The Short Form: In Her Tax Era—The Tax Impact of Taylor Swift’s Eras Tour

Taxes
This is part of our educational blog series, “The Short Form,” to simplify tax issues and explore the world through the lens of tax policy. Learn more about taxes with TaxEDU.

It’s no “Cruel Summer” this year if you’re a Swiftie. Taylor Swift’s Eras Tour could be the highest-grossing tour ever by the time its 131 shows are finished in 2024—potentially bringing in $1.4 billion. While ticket sales and hotel industry revivals have made headlines, what are the tax implications of the Eras Tour?

Increasing State and Local Tax Revenue

Swift’s arrival in town is good news for state and local governments—the tour brings in significant local tax revenue. Take Cincinnati for example, where Swift played two shows. Visit Cincy and the Cincinnati Regional Chamber’s Center for Research and Data estimated that the singer would draw in $48 million of new spending, resulting in an extra $3.8 million in tax revenue for the city. The tour has even earned the praise of the Philadelphia Federal Reserve for its contribution to growing the city’s tourism and hotel revenue.

Tax Karma for Ticket Scalpers

The astronomical demand for Eras Tour tickets has also led to increased tax revenue. Fans who weren’t lucky enough to purchase tickets through the Ticketmaster pre-sale earlier this year are turning to sites like StubHub and Seat Geek for last-minute deals to her remaining shows. Due to overwhelming demand, these second-hand ticket sellers have been marking up prices by almost 10 times their face value. But with higher markups come the potential for larger tax bills. The American Rescue Plan of 2021 lowered the reporting threshold for online marketplaces so that sellers are required to file a Form 1099-K (which helps determine a taxpayer’s total taxable income) if their profit is over $600. With tickets going for well over a thousand dollars, that can mean more tax revenue.

Tax Deductions (Taylor’s Version)

When it comes to Swift herself, she’s not only helping the government take in more revenue, but she also gets to deduct many of her expenses on the road when it comes to her own taxable income. Swift’s accounting team can use the music industry’s unique tax rules to maximize her deductions and reduce her overall tax burden.
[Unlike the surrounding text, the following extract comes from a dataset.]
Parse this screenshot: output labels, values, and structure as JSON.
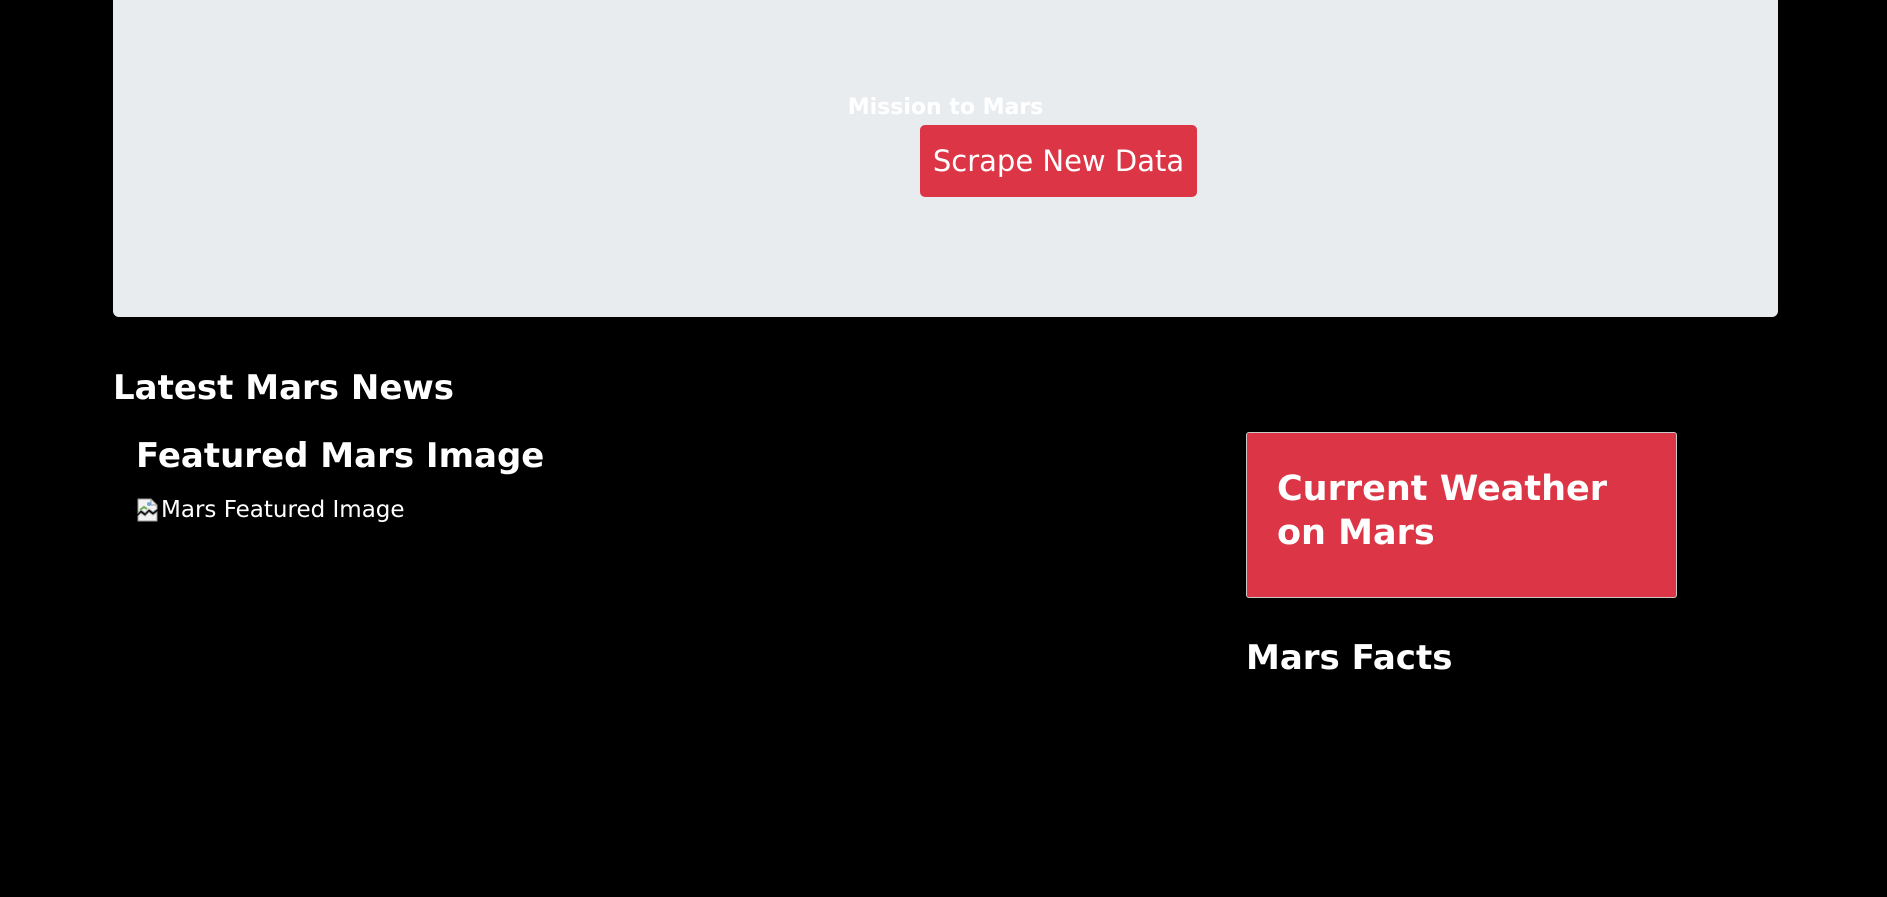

For example, musicians can deduct the cost of transportation, hotel stays, musical instruments, equipment, and gear (including their maintenance costs). Tax deductions for these business expenses are important because they make sure that artists like Swift are taxed only on their profits, not their expenses. This lower tax burden allows artists to ultimately reinvest in their work, such as purchasing newer instruments and recording equipment and planning future tours. As written in one of her songs, “if you fail to plan, you plan to fail,” and planning for taxes is crucial for artists to continue touring and releasing new music.

Taylor Swift’s Eras Tour highlights that taxes impact everyone, artists and fans alike. It also showcases how deductions for business expenses make it easier for artists like Swift to reinvest, tour more, and, in turn, boost local economies and increase tax revenue.